Di Nusantara, Islam dikenal sebagai agama yang penuh dengan keramahan dan kesantunan. Masyarakat di wilayah ini terbiasa untuk bersikap ramah terhadap siapapun tanpa memandang perbedaan agama, suku, atau ras. Salah satu tradisi yang telah menjadi bagian dari budaya masyarakat Nusantara adalah berdiri ketika ada tamu yang datang.
Tamu yang dimaksud bisa berupa ulama, pejabat, orang tua, teman, atau kerabat dekat. Tindakan berdiri tersebut bukanlah untuk tujuan menyembah atau merendahkan diri, melainkan sebagai bentuk penghormatan dan sambutan atas kedatangan tamu. Tradisi ini tidak hanya berlaku di Nusantara, tetapi juga ditemukan di banyak daerah lain. Bahkan, tradisi ini telah ada sejak zaman Nabi Muhammad SAW.
Imam An-Nawawi dalam Fatawa-nya menyatakan bahwa berdiri untuk menghormati tamu agung atau orang yang layak dihormati merupakan perbuatan mulia. Pandangan ini didukung oleh banyak hadits shahih yang menunjukkan anjuran untuk berdiri saat kedatangan tamu terhormat.
Sebagai contoh, kisah Sa’id Ibn Mu’adz yang datang kepada Nabi Muhammad SAW setelah menyelesaikan suatu perkara di Bani Quraizhah. Nabi Muhammad SAW memerintahkan kaum Ansor untuk berdiri sebagai tanda penghormatan, “Qumu li sayyidikum (berdirilah karena kedatangan tuanmu)”.

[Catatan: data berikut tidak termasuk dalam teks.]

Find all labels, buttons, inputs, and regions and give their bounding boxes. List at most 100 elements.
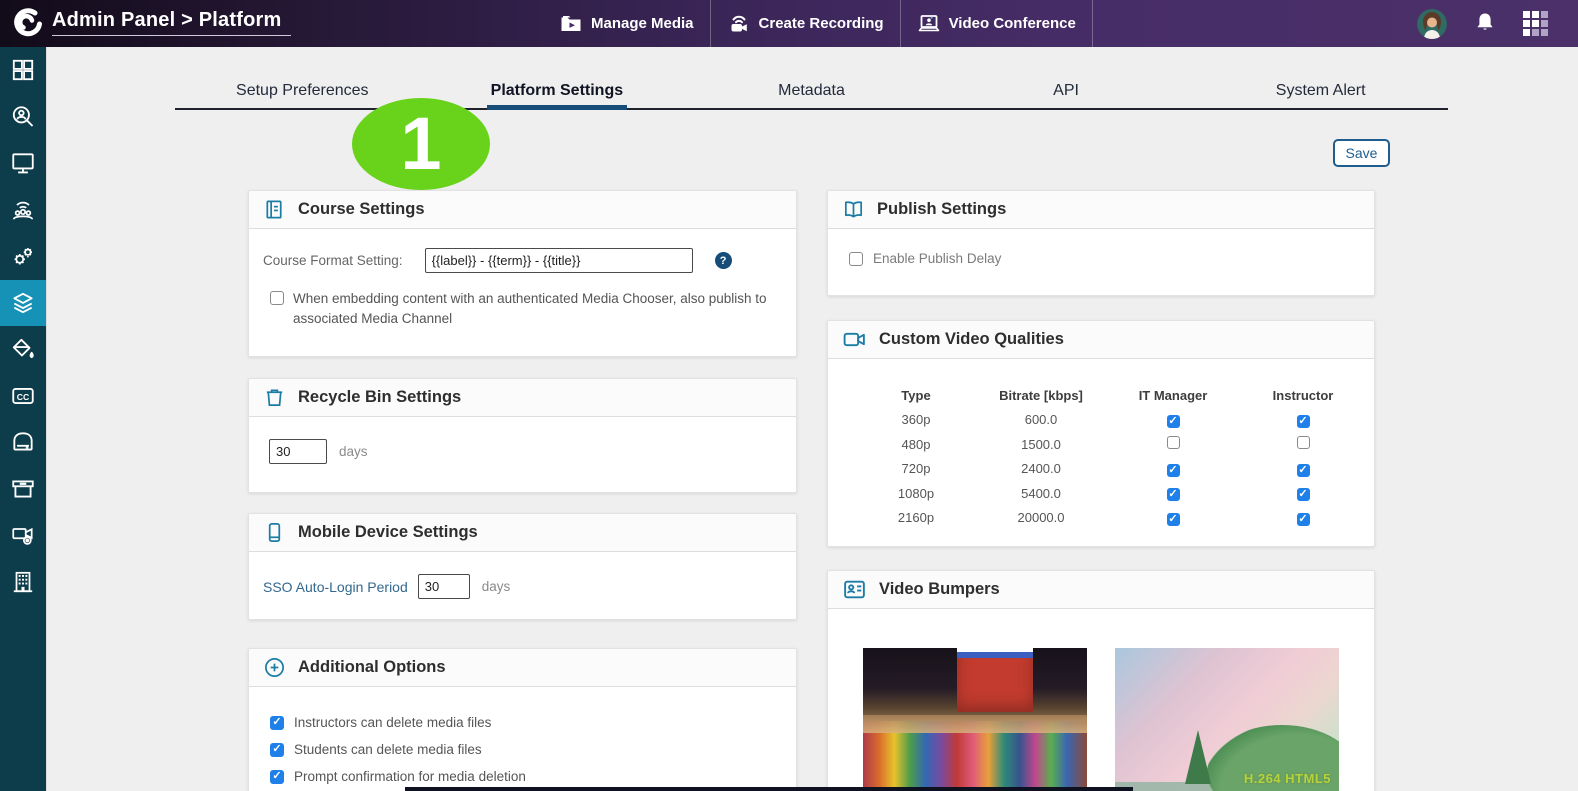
publish-delay-label: Enable Publish Delay [873,251,1002,266]
table-row: 2160p 20000.0 [858,506,1348,531]
video-conference-label: Video Conference [948,15,1076,32]
manage-media-button[interactable]: Manage Media [543,0,710,47]
top-header-bar: Admin Panel > Platform Manage Media Crea… [0,0,1578,47]
sso-days-label: days [481,579,511,594]
publish-settings-title: Publish Settings [877,200,1007,218]
additional-options-title: Additional Options [298,658,446,676]
sidebar-item-displays[interactable] [0,140,46,187]
video-camera-icon [842,327,867,352]
user-search-icon [12,106,34,127]
building-icon [13,571,33,592]
recycle-days-label: days [339,444,368,459]
course-settings-card: Course Settings Course Format Setting: ?… [248,190,797,357]
sidebar-item-organization[interactable] [0,559,46,606]
open-book-icon [842,198,865,221]
monitor-icon [12,153,34,174]
instructor-480p-checkbox[interactable] [1296,436,1310,450]
layers-icon [13,292,33,313]
embed-publish-label: When embedding content with an authentic… [293,291,767,327]
trash-icon [263,386,286,409]
create-recording-button[interactable]: Create Recording [709,0,900,47]
sidebar-item-storage[interactable] [0,419,46,466]
create-recording-label: Create Recording [758,15,884,32]
instructor-2160p-checkbox[interactable] [1296,512,1310,526]
colored-pencils-thumbnail[interactable] [863,648,1087,791]
it-manager-1080p-checkbox[interactable] [1166,488,1180,502]
additional-options-card: Additional Options Instructors can delet… [248,648,797,791]
left-sidebar: CC [0,47,47,791]
sidebar-item-user-search[interactable] [0,94,46,141]
sidebar-item-archive[interactable] [0,466,46,513]
qualities-table-header: Type Bitrate [kbps] IT Manager Instructo… [901,387,1334,403]
apps-grid-icon[interactable] [1523,11,1548,36]
tab-system-alert[interactable]: System Alert [1193,74,1448,108]
students-delete-checkbox[interactable] [270,742,284,757]
help-icon[interactable]: ? [714,252,732,269]
people-broadcast-icon [12,201,34,220]
sidebar-item-conference[interactable] [0,187,46,234]
it-manager-720p-checkbox[interactable] [1166,463,1180,477]
sidebar-item-dashboard[interactable] [0,47,46,94]
sidebar-item-captions[interactable]: CC [0,373,46,420]
instructor-360p-checkbox[interactable] [1296,414,1310,428]
broadcast-camera-icon [731,15,747,31]
course-notes-icon [263,198,286,221]
sidebar-item-branding[interactable] [0,326,46,373]
closed-captions-icon: CC [12,387,34,404]
course-format-input[interactable] [424,248,693,273]
instructor-720p-checkbox[interactable] [1296,463,1310,477]
save-button[interactable]: Save [1333,139,1390,167]
sidebar-item-content-layers[interactable] [0,279,46,326]
top-right-cluster [1417,0,1548,47]
it-manager-360p-checkbox[interactable] [1166,414,1180,428]
laptop-person-icon [918,14,939,31]
sky-trees-thumbnail[interactable]: H.264 HTML5 [1115,648,1339,791]
tab-metadata[interactable]: Metadata [684,74,939,108]
instructor-1080p-checkbox[interactable] [1296,488,1310,502]
mobile-device-card: Mobile Device Settings SSO Auto-Login Pe… [248,513,797,620]
tab-platform-settings[interactable]: Platform Settings [430,74,685,110]
publish-delay-checkbox[interactable] [849,251,863,266]
qualities-table: Type Bitrate [kbps] IT Manager Instructo… [858,383,1348,530]
video-bumpers-card: Video Bumpers H.264 HTML5 [827,570,1375,791]
video-conference-button[interactable]: Video Conference [899,0,1093,47]
app-logo-icon[interactable] [10,6,46,42]
sidebar-item-services[interactable] [0,233,46,280]
table-row: 1080p 5400.0 [858,481,1348,506]
settings-tabbar: Setup Preferences Platform Settings Meta… [175,74,1448,110]
video-qualities-card: Custom Video Qualities Type Bitrate [kbp… [827,320,1375,547]
manage-media-label: Manage Media [591,15,694,32]
it-manager-2160p-checkbox[interactable] [1166,512,1180,526]
mobile-device-title: Mobile Device Settings [298,523,478,541]
instructors-delete-checkbox[interactable] [270,715,284,730]
paint-bucket-icon [12,339,34,359]
course-settings-title: Course Settings [298,200,425,218]
sso-period-input[interactable] [417,574,470,599]
table-row: 360p 600.0 [858,408,1348,433]
smartphone-icon [263,521,286,544]
prompt-confirmation-checkbox[interactable] [270,769,284,784]
embed-publish-checkbox[interactable] [270,291,284,305]
window-edge-bar [405,787,1133,791]
codec-overlay-text: H.264 HTML5 [1243,771,1331,786]
sidebar-item-recordings[interactable] [0,512,46,559]
video-bumpers-title: Video Bumpers [879,580,1000,598]
table-row: 480p 1500.0 [858,432,1348,457]
gears-icon [14,248,32,265]
video-qualities-title: Custom Video Qualities [879,330,1064,348]
tab-api[interactable]: API [939,74,1194,108]
sso-period-label: SSO Auto-Login Period [263,578,408,595]
storage-drive-icon [13,432,33,451]
table-row: 720p 2400.0 [858,457,1348,482]
it-manager-480p-checkbox[interactable] [1166,436,1180,450]
dashboard-icon [12,60,34,81]
plus-circle-icon [263,656,286,679]
breadcrumb[interactable]: Admin Panel > Platform [52,9,292,36]
recycle-days-input[interactable] [269,439,327,464]
video-recorder-icon [12,528,33,546]
id-badge-icon [842,577,867,602]
svg-text:CC: CC [17,392,30,402]
user-avatar[interactable] [1417,8,1447,39]
folder-play-icon [561,15,581,31]
notifications-bell-icon[interactable] [1473,11,1497,37]
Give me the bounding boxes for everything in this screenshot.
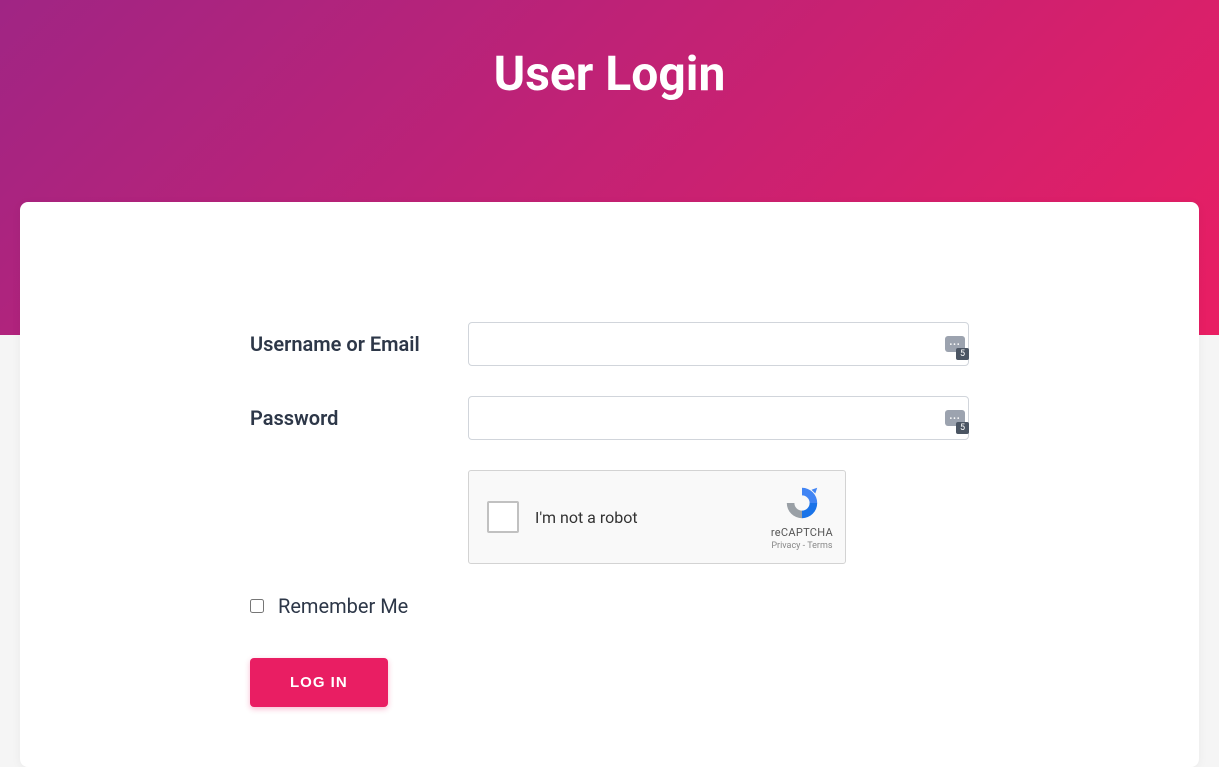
remember-checkbox[interactable] <box>250 599 264 613</box>
password-input-wrapper: 5 <box>468 396 969 440</box>
username-label: Username or Email <box>250 332 468 356</box>
password-input[interactable] <box>468 396 969 440</box>
remember-row: Remember Me <box>250 594 969 618</box>
login-card: Username or Email 5 Password 5 I'm not a… <box>20 202 1199 767</box>
password-manager-icon[interactable]: 5 <box>945 410 965 426</box>
recaptcha-branding: reCAPTCHA Privacy - Terms <box>771 484 833 551</box>
password-manager-count: 5 <box>956 348 969 360</box>
recaptcha-links: Privacy - Terms <box>771 541 832 551</box>
password-manager-icon[interactable]: 5 <box>945 336 965 352</box>
recaptcha-widget: I'm not a robot reCAPTCHA Privacy - Term… <box>468 470 846 564</box>
recaptcha-spacer <box>250 470 468 564</box>
username-input[interactable] <box>468 322 969 366</box>
username-row: Username or Email 5 <box>250 322 969 366</box>
password-row: Password 5 <box>250 396 969 440</box>
recaptcha-checkbox[interactable] <box>487 501 519 533</box>
login-button[interactable]: LOG IN <box>250 658 388 707</box>
recaptcha-text: I'm not a robot <box>535 508 638 527</box>
recaptcha-brand-text: reCAPTCHA <box>771 526 833 539</box>
recaptcha-row: I'm not a robot reCAPTCHA Privacy - Term… <box>250 470 969 564</box>
page-title: User Login <box>0 0 1219 102</box>
recaptcha-logo-icon <box>783 484 821 522</box>
remember-label[interactable]: Remember Me <box>278 594 408 618</box>
recaptcha-privacy-link[interactable]: Privacy <box>771 541 800 551</box>
recaptcha-terms-link[interactable]: Terms <box>807 541 832 551</box>
username-input-wrapper: 5 <box>468 322 969 366</box>
password-label: Password <box>250 406 468 430</box>
password-manager-count: 5 <box>956 422 969 434</box>
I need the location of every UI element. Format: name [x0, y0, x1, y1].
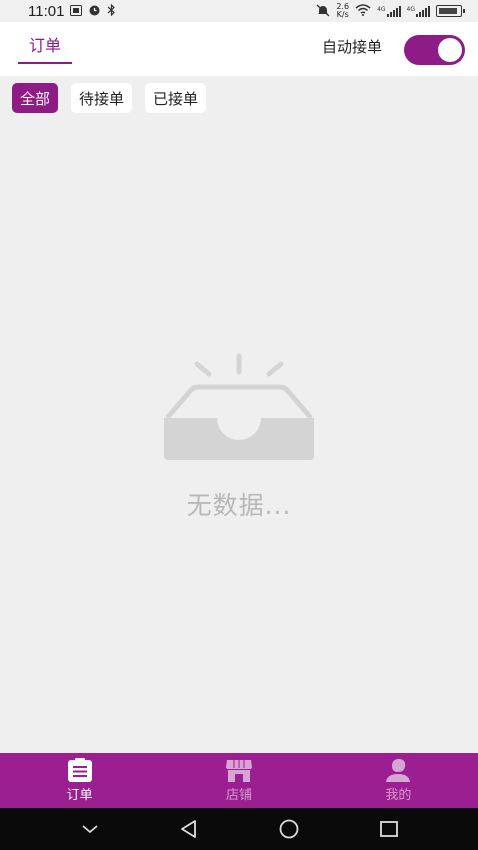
tab-item-store[interactable]: 店铺 [159, 753, 318, 808]
recents-icon[interactable] [379, 819, 399, 839]
tab-label-orders: 订单 [66, 788, 93, 803]
status-bar: 11:01 2.6 K/s 4G 4G [0, 0, 478, 22]
hide-keyboard-icon[interactable] [80, 823, 100, 835]
filter-all[interactable]: 全部 [12, 83, 59, 113]
wifi-icon [355, 4, 371, 18]
filter-chips: 全部 待接单 已接单 [12, 83, 207, 113]
alarm-icon [88, 4, 101, 18]
filter-accepted[interactable]: 已接单 [145, 83, 207, 113]
header-bar: 订单 自动接单 [0, 22, 478, 76]
signal-icon: 4G [377, 5, 401, 17]
net-speed-unit: K/s [336, 10, 349, 19]
net-speed: 2.6 K/s [336, 3, 349, 19]
status-left: 11:01 [28, 3, 116, 20]
tab-orders[interactable]: 订单 [18, 22, 72, 66]
tab-label-store: 店铺 [225, 788, 252, 803]
tab-item-mine[interactable]: 我的 [319, 753, 478, 808]
auto-accept-toggle[interactable] [404, 35, 465, 65]
mute-icon [316, 4, 330, 19]
sim-card-icon [70, 4, 83, 18]
order-icon [67, 758, 92, 782]
status-right: 2.6 K/s 4G 4G [316, 3, 465, 19]
store-icon [225, 760, 252, 782]
bottom-tabbar: 订单 店铺 我的 [0, 753, 478, 808]
filter-pending[interactable]: 待接单 [71, 83, 133, 113]
tab-item-orders[interactable]: 订单 [0, 753, 159, 808]
toggle-knob [438, 38, 462, 62]
signal-icon-2: 4G [406, 5, 430, 17]
system-nav-bar [0, 808, 478, 850]
auto-accept-label: 自动接单 [322, 38, 383, 56]
user-icon [386, 759, 411, 782]
battery-icon [436, 5, 465, 17]
empty-text: 无数据... [186, 491, 292, 520]
tab-underline [18, 62, 72, 64]
back-icon[interactable] [179, 819, 199, 839]
empty-tray-icon [164, 353, 314, 460]
signal-label-1: 4G [377, 5, 386, 13]
tab-label-mine: 我的 [385, 788, 412, 803]
empty-state: 无数据... [0, 350, 478, 522]
bluetooth-icon [107, 3, 116, 18]
home-icon[interactable] [278, 818, 300, 840]
signal-label-2: 4G [406, 5, 415, 13]
status-time: 11:01 [28, 2, 65, 20]
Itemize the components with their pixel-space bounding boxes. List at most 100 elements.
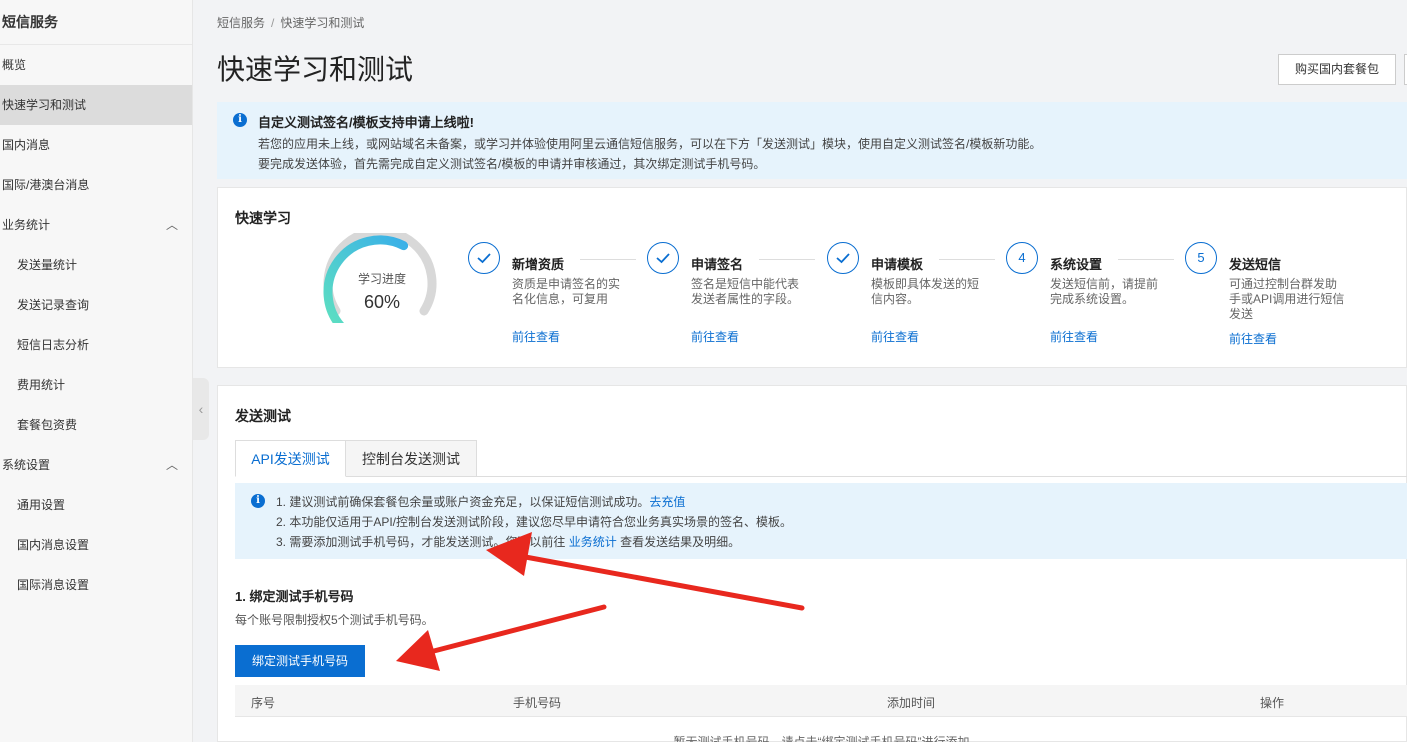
learn-step: 4 系统设置发送短信前，请提前完成系统设置。前往查看 (1006, 242, 1186, 352)
phone-table-header: 序号 手机号码 添加时间 操作 (235, 685, 1407, 717)
step-name: 新增资质 (512, 257, 565, 272)
sidebar-item[interactable]: 套餐包资费 (0, 405, 192, 445)
check-icon (827, 242, 859, 274)
quick-learn-title: 快速学习 (235, 210, 291, 226)
step-link[interactable]: 前往查看 (512, 328, 560, 345)
send-test-title: 发送测试 (235, 408, 291, 424)
column-header-added-time: 添加时间 (887, 696, 936, 710)
column-header-actions: 操作 (1260, 696, 1285, 710)
sidebar-item-label: 套餐包资费 (17, 418, 78, 432)
empty-table-text: 暂无测试手机号码，请点击“绑定测试手机号码”进行添加 (673, 735, 970, 742)
step-link[interactable]: 前往查看 (871, 328, 919, 345)
breadcrumb: 短信服务 / 快速学习和测试 (217, 14, 364, 31)
tip-text: 查看发送结果及明细。 (620, 535, 741, 549)
sidebar-item[interactable]: 快速学习和测试 (0, 85, 192, 125)
sidebar-item-label: 费用统计 (17, 378, 66, 392)
step-description: 发送短信前，请提前完成系统设置。 (1050, 277, 1159, 306)
notice-text: 要完成发送体验，首先需完成自定义测试签名/模板的申请并审核通过，其次绑定测试手机… (258, 157, 766, 171)
sidebar-item[interactable]: 发送量统计 (0, 245, 192, 285)
sidebar-title: 短信服务 (0, 0, 192, 45)
page-title: 快速学习和测试 (217, 54, 414, 85)
step-link[interactable]: 前往查看 (1229, 330, 1277, 347)
recharge-link[interactable]: 去充值 (649, 495, 685, 509)
sidebar-item[interactable]: 业务统计 ︿ (0, 205, 192, 245)
main-content: 短信服务 / 快速学习和测试 快速学习和测试 购买国内套餐包 i 自定义测试签名/模… (209, 0, 1407, 742)
sidebar-item[interactable]: 国际/港澳台消息 (0, 165, 192, 205)
sidebar-item[interactable]: 国际消息设置 (0, 565, 192, 605)
quick-learn-card: 快速学习 学习进度 60% 新增资质 资质是申请签名的实名化信息，可复用 前往查看申… (217, 187, 1407, 368)
tip-line: 2. 本功能仅适用于API/控制台发送测试阶段，建议您尽早申请符合您业务真实场景… (276, 515, 793, 529)
sidebar-item-label: 系统设置 (2, 458, 51, 472)
chevron-left-icon: ‹ (198, 401, 204, 417)
step-description: 模板即具体发送的短信内容。 (871, 277, 980, 306)
send-test-card: 发送测试 API发送测试 控制台发送测试 API发送测试 i 1. 建议测试前确… (217, 385, 1407, 742)
buy-package-button[interactable]: 购买国内套餐包 (1278, 54, 1396, 85)
sidebar-item-label: 国内消息 (2, 138, 51, 152)
learn-step: 新增资质资质是申请签名的实名化信息，可复用前往查看 (468, 242, 648, 352)
test-tips: i 1. 建议测试前确保套餐包余量或账户资金充足，以保证短信测试成功。去充值 2… (235, 483, 1407, 559)
step-name: 系统设置 (1050, 257, 1103, 272)
step-description: 可通过控制台群发助手或API调用进行短信发送 (1229, 277, 1345, 321)
progress-label: 学习进度 (357, 272, 406, 286)
sidebar-item[interactable]: 发送记录查询 (0, 285, 192, 325)
notice-banner: i 自定义测试签名/模板支持申请上线啦! 若您的应用未上线，或网站域名未备案，或… (217, 102, 1407, 179)
step-connector (759, 259, 815, 260)
sidebar-collapse-toggle[interactable]: ‹ (193, 378, 209, 440)
bind-test-phone-button[interactable]: 绑定测试手机号码 (235, 645, 365, 677)
step-name: 申请签名 (691, 257, 744, 272)
step-connector (580, 259, 636, 260)
bind-section-title: 1. 绑定测试手机号码 (235, 589, 354, 604)
sidebar-item-label: 发送记录查询 (17, 298, 90, 312)
step-connector (939, 259, 995, 260)
sidebar: 短信服务 概览快速学习和测试 国内消息国际/港澳台消息 业务统计 ︿ 发送量统计发送记录… (0, 0, 193, 742)
sidebar-item-label: 国内消息设置 (17, 538, 90, 552)
tab-console-test[interactable]: 控制台发送测试 (345, 440, 477, 477)
tab-api-test-overlay[interactable]: API发送测试 (235, 440, 346, 477)
notice-text: 若您的应用未上线，或网站域名未备案，或学习并体验使用阿里云通信短信服务，可以在下… (258, 137, 1042, 151)
sidebar-item-label: 国际/港澳台消息 (2, 178, 90, 192)
step-number: 5 (1185, 242, 1217, 274)
tip-text: 1. 建议测试前确保套餐包余量或账户资金充足，以保证短信测试成功。 (276, 495, 650, 509)
sidebar-item-label: 短信日志分析 (17, 338, 90, 352)
sidebar-item-label: 发送量统计 (17, 258, 78, 272)
step-name: 发送短信 (1229, 257, 1282, 272)
info-icon: i (233, 113, 247, 127)
notice-title: 自定义测试签名/模板支持申请上线啦! (258, 115, 474, 130)
sidebar-item-label: 快速学习和测试 (2, 98, 87, 112)
chevron-up-icon[interactable]: ︿ (166, 205, 178, 245)
sidebar-item[interactable]: 国内消息设置 (0, 525, 192, 565)
sidebar-item-label: 国际消息设置 (17, 578, 90, 592)
step-number: 4 (1006, 242, 1038, 274)
breadcrumb-current: 快速学习和测试 (280, 16, 365, 30)
sidebar-item-label: 通用设置 (17, 498, 66, 512)
step-link[interactable]: 前往查看 (1050, 328, 1098, 345)
bind-section-subtitle: 每个账号限制授权5个测试手机号码。 (235, 613, 434, 627)
chevron-up-icon[interactable]: ︿ (166, 445, 178, 485)
column-header-index: 序号 (251, 696, 276, 710)
sidebar-item[interactable]: 概览 (0, 45, 192, 85)
sidebar-item-label: 业务统计 (2, 218, 51, 232)
step-name: 申请模板 (871, 257, 924, 272)
tab-divider (235, 476, 1407, 477)
step-link[interactable]: 前往查看 (691, 328, 739, 345)
step-description: 签名是短信中能代表发送者属性的字段。 (691, 277, 800, 306)
sidebar-item[interactable]: 短信日志分析 (0, 325, 192, 365)
learn-step: 申请模板模板即具体发送的短信内容。前往查看 (827, 242, 1007, 352)
column-header-phone: 手机号码 (513, 696, 562, 710)
sidebar-item[interactable]: 费用统计 (0, 365, 192, 405)
sidebar-item[interactable]: 通用设置 (0, 485, 192, 525)
progress-value: 60% (363, 292, 401, 312)
check-icon (468, 242, 500, 274)
check-icon (647, 242, 679, 274)
breadcrumb-separator: / (271, 16, 275, 30)
tip-text: 3. 需要添加测试手机号码，才能发送测试。您可以前往 (276, 535, 566, 549)
breadcrumb-root[interactable]: 短信服务 (217, 16, 265, 30)
business-stats-link[interactable]: 业务统计 (569, 535, 617, 549)
tip-line: 3. 需要添加测试手机号码，才能发送测试。您可以前往 业务统计 查看发送结果及明… (276, 533, 740, 550)
step-connector (1118, 259, 1174, 260)
step-description: 资质是申请签名的实名化信息，可复用 (512, 277, 621, 306)
sidebar-item[interactable]: 系统设置 ︿ (0, 445, 192, 485)
tip-line: 1. 建议测试前确保套餐包余量或账户资金充足，以保证短信测试成功。去充值 (276, 493, 685, 510)
info-icon: i (251, 494, 265, 508)
sidebar-item[interactable]: 国内消息 (0, 125, 192, 165)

Berdiri saat kedatangan tamu bukan hanya sekedar tindakan sopan santun, melainkan juga sebagai bentuk penghargaan dan kehormatan terhadap tamu. Hal ini menjadikan tradisi berdiri untuk menyambut tamu sebagai bagian dari upaya untuk menghormati dan memuliakan setiap individu yang datang ke dalam kehidupan kita.